It is a little troubling to consider that despite being more than adequately practiced at dealing with tragedy on our campus, to the point where we seem to be getting pretty good at it (and what an awful thing to be good at), I'm not entirely convinced we are practiced enough at a disaster -- of any kind. I think about the hurricane happening on the East Coast and the earthquake that just happened in Virginia and about a myriad of other weird and disastrous and dangerous things that have and could happen on a school campus and really have to wonder whether our students -- and our staff, too, I guess -- really know what to do in a true disaster situation. Sure we do drills and practice walking out to the football field, but that's a drill. Nerves aren't rattled, death isn't imminent. I mean, I guess maybe you can never be actually prepared for an earthquake or any otherwise unsafe situation, but I just can't shake the feeling like we just really wouldn't know what to do.

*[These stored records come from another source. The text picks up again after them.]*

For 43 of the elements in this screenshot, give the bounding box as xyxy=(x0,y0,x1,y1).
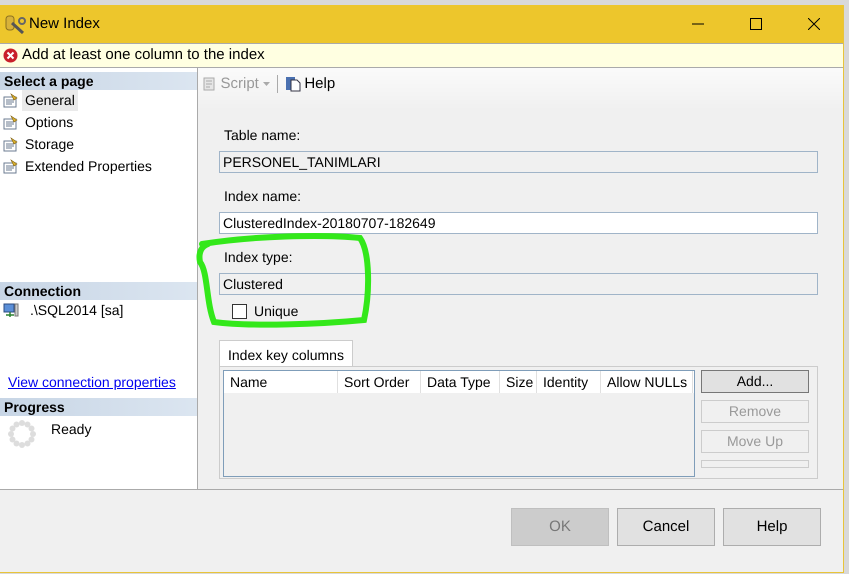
page-item[interactable]: General xyxy=(22,90,78,111)
dropdown-caret-icon xyxy=(262,82,270,86)
section-header: Select a page xyxy=(0,72,197,90)
spinner-icon xyxy=(7,419,37,449)
computer-icon xyxy=(3,302,19,318)
help-toolbar-button[interactable]: Help xyxy=(284,72,336,96)
key-wrench-icon xyxy=(4,13,26,35)
field-label: Table name: xyxy=(223,126,302,145)
column-header[interactable]: Identity xyxy=(537,371,601,393)
document-icon xyxy=(284,76,301,92)
tab[interactable]: Index key columns xyxy=(219,340,353,366)
text-field[interactable]: ClusteredIndex-20180707-182649 xyxy=(219,212,818,234)
section-header: Progress xyxy=(0,398,197,416)
close-icon xyxy=(808,18,820,30)
column-header[interactable]: Name xyxy=(224,371,338,393)
field-label: Index type: xyxy=(223,248,294,267)
page-item[interactable]: Options xyxy=(22,112,76,133)
column-header[interactable]: Sort Order xyxy=(338,371,421,393)
field-label: Index name: xyxy=(223,187,302,206)
checkbox-label: Unique xyxy=(254,302,298,321)
scroll-icon xyxy=(201,76,217,92)
page-item[interactable]: Storage xyxy=(22,134,78,155)
error-icon xyxy=(3,48,18,63)
unique-checkbox[interactable] xyxy=(232,304,247,318)
error-message: Add at least one column to the index xyxy=(22,45,265,66)
maximize-icon xyxy=(750,18,762,30)
cut-off-button[interactable] xyxy=(701,460,809,468)
server-name: .\SQL2014 [sa] xyxy=(29,301,124,320)
page-item[interactable]: Extended Properties xyxy=(22,156,155,177)
grid-action-button[interactable]: Add... xyxy=(701,370,809,393)
progress-status: Ready xyxy=(51,420,92,439)
column-header[interactable]: Allow NULLs xyxy=(601,371,693,393)
section-header: Connection xyxy=(0,282,197,300)
page-icon xyxy=(3,115,18,130)
page-icon xyxy=(3,93,18,108)
page-icon xyxy=(3,159,18,174)
page-icon xyxy=(3,137,18,152)
column-header[interactable]: Data Type xyxy=(421,371,500,393)
dialog-button[interactable]: Help xyxy=(723,508,821,546)
dialog-button[interactable]: Cancel xyxy=(617,508,715,546)
window-title: New Index xyxy=(29,14,100,34)
connection-properties-link[interactable]: View connection properties xyxy=(8,374,176,390)
column-header[interactable]: Size xyxy=(500,371,537,393)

But to change the subject, because dwelling on what may or may not happen is depressing ... I got up early this morning and got cracking at my summer assignment grading. I should probably be doing that instead of blogging, but I'm going to try to make a concerted effort to blog much more frequently, especially this year. But I worked from 8:00 until about 9:45 (I had to be somewhere at 10) and graded about 25. In the old days, this would have meant I would be almost done - I mean, if I'd had 32 kids, I would have only had 7 left. As it stands now, that left me with 17 more, which is going to be about an hour more work. I did grade a handful a few hours ago, while watching Lifetime's Dance Moms marathon (more about that later, perhaps) but now I really should probably get back to them. I want them done for Monday and I still haven't done anything for lesson planning or grading for my sophomores yet. A lot of the problem with grading, I think, is psychological. Granted, I do have almost 40 more students total through my day that I did when I first started, so that is more than a sixth class worth of work to grade, but in the grand scheme of things, it's not *that* many more ... okay, maybe that's me being in denial. But anyway, it's just ... psychologically demoralizing to look at a pile that seems to never get any smaller. When I had classes of 36, you could do half -- 18 -- and feel good and take a break and come back later and do the other 18. Now half is nearly 25 and it's insanity. And I don't really want to even talk about the 120 Writing Diagnostics I have from my sophomores.... but at least those I don't really need to write feedback on.
So anyway. I should probably get about the business of grading. I'll digress into my analysis of Dance Moms later, but for as snarky as I've been in my head lately about this show's existence, I accidentally ended up watching it and minus a few of her quirks, the dance teacher/studio owner lady may be my new hero. A post for another day...
Onward. And tomorrow, I shall discuss gamification. And my attempt to gamify English. ... Heh.